下一瞬,插在门闩上的木梳犹如飞镖般,急旋着掠过我的耳际,利落地砍下我鬓角一绺头发。

    “该死!”

    我单手捂着被木梳蹭出一层血的耳廓,另一只手死死地将木梳握于手中,将之捏成齑粉。

    女鬼见状,眼眸中亦涌出两绺墨发,她猖狂大笑道,“羌门村,易进难出。你们只有舍去所有,才能活着走出去。”

    “北璃王,小野好怕。”小野双腿打着哆嗦,吓得不知往哪儿躲。

    我一边安慰着浑身冰凉的小野,一边以轩辕剑直指女鬼眉心,“开门。”

    “姑娘,稍安勿躁。”女鬼一嘴衔着闪着寒芒的剑刃,片刻间将自个儿的舌头刮成了流苏状,迎风而动。

    轩辕剑颇有灵气,斩杀邪祟不在话下。

    但轩辕剑鲜少遇见过这等不按常理出牌的女鬼,再不愿被她胁,弓着剑身灵活地躲避着女鬼血迹涔涔的舌头。

    我无奈地收回轩辕剑,亦不同女鬼计较,转身一脚踹在并不牢固的木门之上。

    砰——

    砰——

    砰——

    一连踹了好几脚,破洞百出的木门却纹丝不动。

    正当此时,身后再度传来霍霍磨刀声。

    “北璃王,小心!”

    电光火石之间,小野以手中长鞭,替我挡去了来势汹汹的百把木梳。

    我怔怔回眸,却见百把木梳一窝蜂地朝着小野脑门儿涌去,片刻间就将她一头柔软乌黑的头发蚕食殆尽。

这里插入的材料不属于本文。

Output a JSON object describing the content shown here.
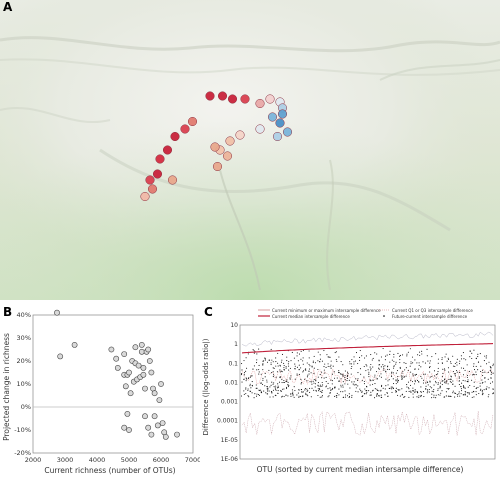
{
  "panels": {
    "a": "A",
    "b": "B",
    "c": "C"
  },
  "map": {
    "sites": [
      {
        "lon": 0.42,
        "lat": 0.32,
        "color": "#c8223a"
      },
      {
        "lon": 0.445,
        "lat": 0.32,
        "color": "#c8223a"
      },
      {
        "lon": 0.465,
        "lat": 0.33,
        "color": "#c8223a"
      },
      {
        "lon": 0.49,
        "lat": 0.33,
        "color": "#d94050"
      },
      {
        "lon": 0.52,
        "lat": 0.345,
        "color": "#e8a8a8"
      },
      {
        "lon": 0.54,
        "lat": 0.33,
        "color": "#f2d0d0"
      },
      {
        "lon": 0.56,
        "lat": 0.34,
        "color": "#dfe8f0"
      },
      {
        "lon": 0.565,
        "lat": 0.36,
        "color": "#aecfe6"
      },
      {
        "lon": 0.545,
        "lat": 0.39,
        "color": "#7ab4da"
      },
      {
        "lon": 0.565,
        "lat": 0.38,
        "color": "#5fa0d0"
      },
      {
        "lon": 0.56,
        "lat": 0.41,
        "color": "#4a8fc6"
      },
      {
        "lon": 0.575,
        "lat": 0.44,
        "color": "#7ab4da"
      },
      {
        "lon": 0.555,
        "lat": 0.455,
        "color": "#aecfe6"
      },
      {
        "lon": 0.52,
        "lat": 0.43,
        "color": "#e0e8ef"
      },
      {
        "lon": 0.48,
        "lat": 0.45,
        "color": "#f4d4c8"
      },
      {
        "lon": 0.46,
        "lat": 0.47,
        "color": "#f0c0a8"
      },
      {
        "lon": 0.44,
        "lat": 0.5,
        "color": "#f2c4ac"
      },
      {
        "lon": 0.43,
        "lat": 0.49,
        "color": "#e8a88c"
      },
      {
        "lon": 0.455,
        "lat": 0.52,
        "color": "#ecb49a"
      },
      {
        "lon": 0.435,
        "lat": 0.555,
        "color": "#e8a88c"
      },
      {
        "lon": 0.385,
        "lat": 0.405,
        "color": "#e07a70"
      },
      {
        "lon": 0.37,
        "lat": 0.43,
        "color": "#d94050"
      },
      {
        "lon": 0.35,
        "lat": 0.455,
        "color": "#c8223a"
      },
      {
        "lon": 0.335,
        "lat": 0.5,
        "color": "#c8223a"
      },
      {
        "lon": 0.32,
        "lat": 0.53,
        "color": "#d42c40"
      },
      {
        "lon": 0.315,
        "lat": 0.58,
        "color": "#c8223a"
      },
      {
        "lon": 0.3,
        "lat": 0.6,
        "color": "#d94050"
      },
      {
        "lon": 0.305,
        "lat": 0.63,
        "color": "#e07a70"
      },
      {
        "lon": 0.29,
        "lat": 0.655,
        "color": "#f0b8a8"
      },
      {
        "lon": 0.345,
        "lat": 0.6,
        "color": "#e8a88c"
      }
    ]
  },
  "scatter": {
    "xlabel": "Current richness (number of OTUs)",
    "ylabel": "Projected change in richness",
    "xticks": [
      "2000",
      "3000",
      "4000",
      "5000",
      "6000",
      "7000"
    ],
    "yticks": [
      "-20%",
      "-10%",
      "0%",
      "10%",
      "20%",
      "30%",
      "40%"
    ]
  },
  "difference": {
    "xlabel": "OTU (sorted by current median intersample difference)",
    "ylabel": "Difference (|log-odds ratio|)",
    "yticks": [
      "10",
      "1",
      "0.1",
      "0.01",
      "0.001",
      "0.0001",
      "1E-05",
      "1E-06"
    ],
    "legend": [
      "Current minimum or maximum intersample difference",
      "Current median intersample difference",
      "Current Q1 or Q3 intersample difference",
      "Future-current intersample difference"
    ]
  },
  "chart_data": [
    {
      "type": "scatter",
      "xlabel": "Current richness (number of OTUs)",
      "ylabel": "Projected change in richness",
      "xlim": [
        2000,
        7000
      ],
      "ylim": [
        -20,
        40
      ],
      "points": [
        [
          2750,
          41
        ],
        [
          2850,
          22
        ],
        [
          3300,
          27
        ],
        [
          4450,
          25
        ],
        [
          4600,
          21
        ],
        [
          4650,
          17
        ],
        [
          4850,
          23
        ],
        [
          4850,
          14
        ],
        [
          4900,
          9
        ],
        [
          4950,
          14
        ],
        [
          5000,
          15
        ],
        [
          5050,
          6
        ],
        [
          5100,
          20
        ],
        [
          5150,
          11
        ],
        [
          5200,
          19
        ],
        [
          5200,
          26
        ],
        [
          5250,
          12
        ],
        [
          5300,
          18
        ],
        [
          5350,
          13
        ],
        [
          5400,
          27
        ],
        [
          5400,
          24
        ],
        [
          5450,
          17
        ],
        [
          5450,
          14
        ],
        [
          5500,
          8
        ],
        [
          5550,
          24
        ],
        [
          5600,
          25
        ],
        [
          5650,
          20
        ],
        [
          5700,
          15
        ],
        [
          5750,
          8
        ],
        [
          5800,
          6
        ],
        [
          5800,
          -4
        ],
        [
          5950,
          3
        ],
        [
          6000,
          10
        ],
        [
          6050,
          -7
        ],
        [
          6100,
          -11
        ],
        [
          6150,
          -13
        ],
        [
          6500,
          -12
        ],
        [
          4850,
          -9
        ],
        [
          5000,
          -10
        ],
        [
          5600,
          -9
        ],
        [
          5700,
          -12
        ],
        [
          5500,
          -4
        ],
        [
          4950,
          -3
        ],
        [
          5900,
          -8
        ]
      ]
    },
    {
      "type": "line",
      "xlabel": "OTU (sorted by current median intersample difference)",
      "ylabel": "Difference (|log-odds ratio|)",
      "yscale": "log",
      "ylim": [
        1e-06,
        10
      ],
      "series": [
        {
          "name": "Current minimum or maximum intersample difference",
          "values": [
            0.6,
            0.7,
            0.8,
            0.9,
            1.0,
            1.1,
            1.2,
            1.3,
            1.4,
            1.5
          ]
        },
        {
          "name": "Current median intersample difference",
          "values": [
            0.4,
            0.45,
            0.5,
            0.55,
            0.6,
            0.65,
            0.7,
            0.75,
            0.8,
            0.9
          ]
        },
        {
          "name": "Current Q1 or Q3 intersample difference",
          "values": [
            0.2,
            0.25,
            0.3,
            0.35,
            0.4,
            0.45,
            0.5,
            0.55,
            0.6,
            0.65
          ]
        }
      ]
    }
  ]
}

    她眨了眨眼,意识到木梳对她做了些什么之后,放声大哭,“小野成秃瓢了。”

    我双手护住小野光秃秃的脑门儿,气愤地捻了把天雷之火,将那些成了精的木梳烧成了灰烬。

    女鬼盈盈笑道,“多谢姑娘赠发之恩,你们走罢。”

    她话音一落,破洞百出的木门轰然倒地,卷起滚滚尘埃,将阴冷昏暗的里屋同朝阳初露的屋外隔绝开来。

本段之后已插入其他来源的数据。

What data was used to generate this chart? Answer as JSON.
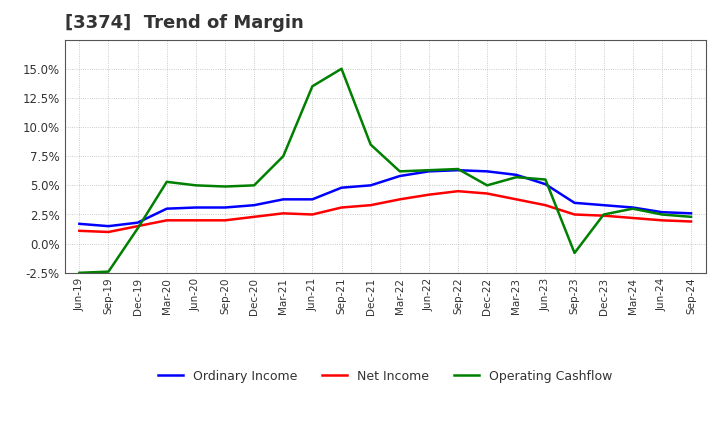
{
  "title": "[3374]  Trend of Margin",
  "x_labels": [
    "Jun-19",
    "Sep-19",
    "Dec-19",
    "Mar-20",
    "Jun-20",
    "Sep-20",
    "Dec-20",
    "Mar-21",
    "Jun-21",
    "Sep-21",
    "Dec-21",
    "Mar-22",
    "Jun-22",
    "Sep-22",
    "Dec-22",
    "Mar-23",
    "Jun-23",
    "Sep-23",
    "Dec-23",
    "Mar-24",
    "Jun-24",
    "Sep-24"
  ],
  "ordinary_income": [
    1.7,
    1.5,
    1.8,
    3.0,
    3.1,
    3.1,
    3.3,
    3.8,
    3.8,
    4.8,
    5.0,
    5.8,
    6.2,
    6.3,
    6.2,
    5.9,
    5.1,
    3.5,
    3.3,
    3.1,
    2.7,
    2.6
  ],
  "net_income": [
    1.1,
    1.0,
    1.5,
    2.0,
    2.0,
    2.0,
    2.3,
    2.6,
    2.5,
    3.1,
    3.3,
    3.8,
    4.2,
    4.5,
    4.3,
    3.8,
    3.3,
    2.5,
    2.4,
    2.2,
    2.0,
    1.9
  ],
  "operating_cashflow": [
    -2.5,
    -2.4,
    1.3,
    5.3,
    5.0,
    4.9,
    5.0,
    7.5,
    13.5,
    15.0,
    8.5,
    6.2,
    6.3,
    6.4,
    5.0,
    5.7,
    5.5,
    -0.8,
    2.5,
    3.0,
    2.5,
    2.3
  ],
  "ordinary_income_color": "#0000ff",
  "net_income_color": "#ff0000",
  "operating_cashflow_color": "#008000",
  "ylim": [
    -2.5,
    17.5
  ],
  "yticks": [
    -2.5,
    0.0,
    2.5,
    5.0,
    7.5,
    10.0,
    12.5,
    15.0
  ],
  "background_color": "#ffffff",
  "grid_color": "#aaaaaa",
  "title_fontsize": 13,
  "title_color": "#333333",
  "tick_color": "#333333",
  "legend_labels": [
    "Ordinary Income",
    "Net Income",
    "Operating Cashflow"
  ]
}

    我一手扼住女鬼的脖颈,眸中杀意顿现,“说,你的目的。”

    “姑娘,我能有什么目的呢?你们既收了我的木梳,赔我一头秀发不是理所当然之事?”女鬼讪讪而言,旋即伸出流苏状迎风而动的舌头,飞沫贯出,“还有,别妄图杀我。戏魔不死,我身永存。”

    “戏魔在哪?”

    “它无处不在。”女鬼声音极轻,仿若死水面上皱起的微澜,轻酥入骨,使人不自主地起了一身鸡皮疙瘩。

    眼下,小乖杳无音信,我亦无暇同女鬼说长道短。

    遂将她狠摔在地,继而带着惊魂未定的小野匆匆离了古屋。

    小野从袖中掏出一面小镜子,稍显失落地盯着镜中自己光秃秃的脑门儿。

    那些木梳明显是冲我而来,若不是小野替我挡去了伤害,变成秃瓢之人,应当是我才对。

    我歉疚地轻抚着小野的脑门儿,心中感动不已,“傻丫头,不论何时,都应先护好自己。”

    “北璃王这么好看,可不能没了头发。小野还小,不碍事的。”小野敛下眸中的泪光,微扬着嘴角,小声嘟哝着,“素来都是容且哥哥保护小野。小野也想当一回英雄,保护好容且哥哥最爱的人。”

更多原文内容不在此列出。